3.  **Hardcoded Token Limits:**
    -   Analysis of `keepa_deals/token_manager.py` revealed that `REFILL_RATE_PER_MINUTE = 5` was hardcoded. Upgrading the Keepa plan would *not* have sped up processing because the system would still calculate sleep times based on the slow rate.
    -   *Resolution:* Patched `token_manager.py` to dynamically update the refill rate from the authoritative Keepa API response (`refillRate` field) during synchronization.

## Actions Taken

1.  **Diagnostic Tooling Overhaul:**
    -   **File:** `Diagnostics/comprehensive_health_check.py`
    -   **Changes:**
        -   Changed log target from `celery.log` to `celery_worker.log`.
        -   Replaced `pgrep` with `ps aux` for process detection.
        -   Added logic to print the last 20 lines of the active log to catch crash loops.
    -   **Result:** The tool confirmed the worker IS running the correct code (`Sort: 4` detected) and is simply waiting for tokens (`Waiting for 168 seconds`).

2.  **Dynamic Token Rate Implementation:**
    -   **File:** `keepa_deals/token_manager.py`
    -   **Changes:** Updated `sync_tokens` and `_sync_tokens_from_response` to extract and apply the `refillRate` from the Keepa API.
    -   **Result:** The system now "learns" the actual plan limit. If the user upgrades to 20 tokens/min, the next sync will update the internal rate, reducing wait times by 75% automatically.

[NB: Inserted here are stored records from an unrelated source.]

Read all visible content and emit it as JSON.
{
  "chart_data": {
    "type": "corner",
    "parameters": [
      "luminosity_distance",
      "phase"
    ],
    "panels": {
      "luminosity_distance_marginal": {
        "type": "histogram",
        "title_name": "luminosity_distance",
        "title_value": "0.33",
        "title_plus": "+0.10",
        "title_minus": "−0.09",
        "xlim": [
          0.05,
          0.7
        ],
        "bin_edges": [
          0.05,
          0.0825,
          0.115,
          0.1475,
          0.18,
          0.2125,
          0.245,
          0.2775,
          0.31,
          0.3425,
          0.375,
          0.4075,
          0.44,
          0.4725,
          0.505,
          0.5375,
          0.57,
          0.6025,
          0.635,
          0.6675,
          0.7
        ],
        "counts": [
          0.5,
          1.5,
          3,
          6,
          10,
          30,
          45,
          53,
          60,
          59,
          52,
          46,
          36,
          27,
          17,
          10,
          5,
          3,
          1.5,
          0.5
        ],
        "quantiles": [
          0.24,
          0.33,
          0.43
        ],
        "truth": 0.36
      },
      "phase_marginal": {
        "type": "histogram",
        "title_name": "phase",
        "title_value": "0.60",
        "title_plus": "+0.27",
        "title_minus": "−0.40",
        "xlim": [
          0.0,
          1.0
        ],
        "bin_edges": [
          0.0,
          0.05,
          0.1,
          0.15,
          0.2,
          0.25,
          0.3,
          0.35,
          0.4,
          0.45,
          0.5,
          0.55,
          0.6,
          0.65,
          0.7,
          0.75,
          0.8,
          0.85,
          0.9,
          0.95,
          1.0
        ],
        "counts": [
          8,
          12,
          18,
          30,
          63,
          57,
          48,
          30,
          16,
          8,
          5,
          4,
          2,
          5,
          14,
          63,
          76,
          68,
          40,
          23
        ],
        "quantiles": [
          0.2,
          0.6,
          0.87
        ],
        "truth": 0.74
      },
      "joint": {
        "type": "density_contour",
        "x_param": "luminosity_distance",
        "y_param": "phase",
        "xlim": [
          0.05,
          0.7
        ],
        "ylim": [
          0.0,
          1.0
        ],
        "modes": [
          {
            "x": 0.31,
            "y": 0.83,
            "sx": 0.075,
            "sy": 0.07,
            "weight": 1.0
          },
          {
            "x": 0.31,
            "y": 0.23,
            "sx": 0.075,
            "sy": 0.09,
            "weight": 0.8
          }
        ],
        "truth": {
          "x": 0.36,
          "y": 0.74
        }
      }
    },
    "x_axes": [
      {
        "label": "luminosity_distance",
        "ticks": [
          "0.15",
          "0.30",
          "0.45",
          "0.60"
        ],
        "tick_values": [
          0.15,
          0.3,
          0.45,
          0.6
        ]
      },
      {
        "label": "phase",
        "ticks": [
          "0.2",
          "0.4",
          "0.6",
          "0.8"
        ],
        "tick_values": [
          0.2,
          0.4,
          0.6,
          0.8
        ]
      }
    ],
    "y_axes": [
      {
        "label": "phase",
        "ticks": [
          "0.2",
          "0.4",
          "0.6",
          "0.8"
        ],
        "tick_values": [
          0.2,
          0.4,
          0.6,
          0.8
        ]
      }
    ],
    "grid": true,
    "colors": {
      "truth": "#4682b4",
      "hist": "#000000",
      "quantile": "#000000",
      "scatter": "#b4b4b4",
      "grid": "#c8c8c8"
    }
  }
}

3.  **System Verification:**
    -   Confirmed that the "stall" is actually correct behavior: the `TokenManager` prevents API bans by pausing execution when the token bucket is empty. The "fix" for the slowness is indeed the plan upgrade, which is now supported.

## Technical Takeaways for Future Agents

*   **Log Files Matter:** Always verify *where* `start_celery.sh` is redirecting output. Do not assume `celery.log` is the active file. In this system, it is `celery_worker.log`.
*   **Process Ownership:** When running diagnostics as root, remember that the application runs as `www-data`. Use `ps aux` instead of `pgrep` to avoid permission-based invisibility.
*   **Wait != Stall:** A worker waiting for 168 seconds is not stalled; it is behaving responsibly. Check the logs for "Waiting" messages before assuming a crash.
*   **Dynamic Config:** Avoid hardcoding API limits (like `5/min`) when the API provides them dynamically. This reduces maintenance overhead.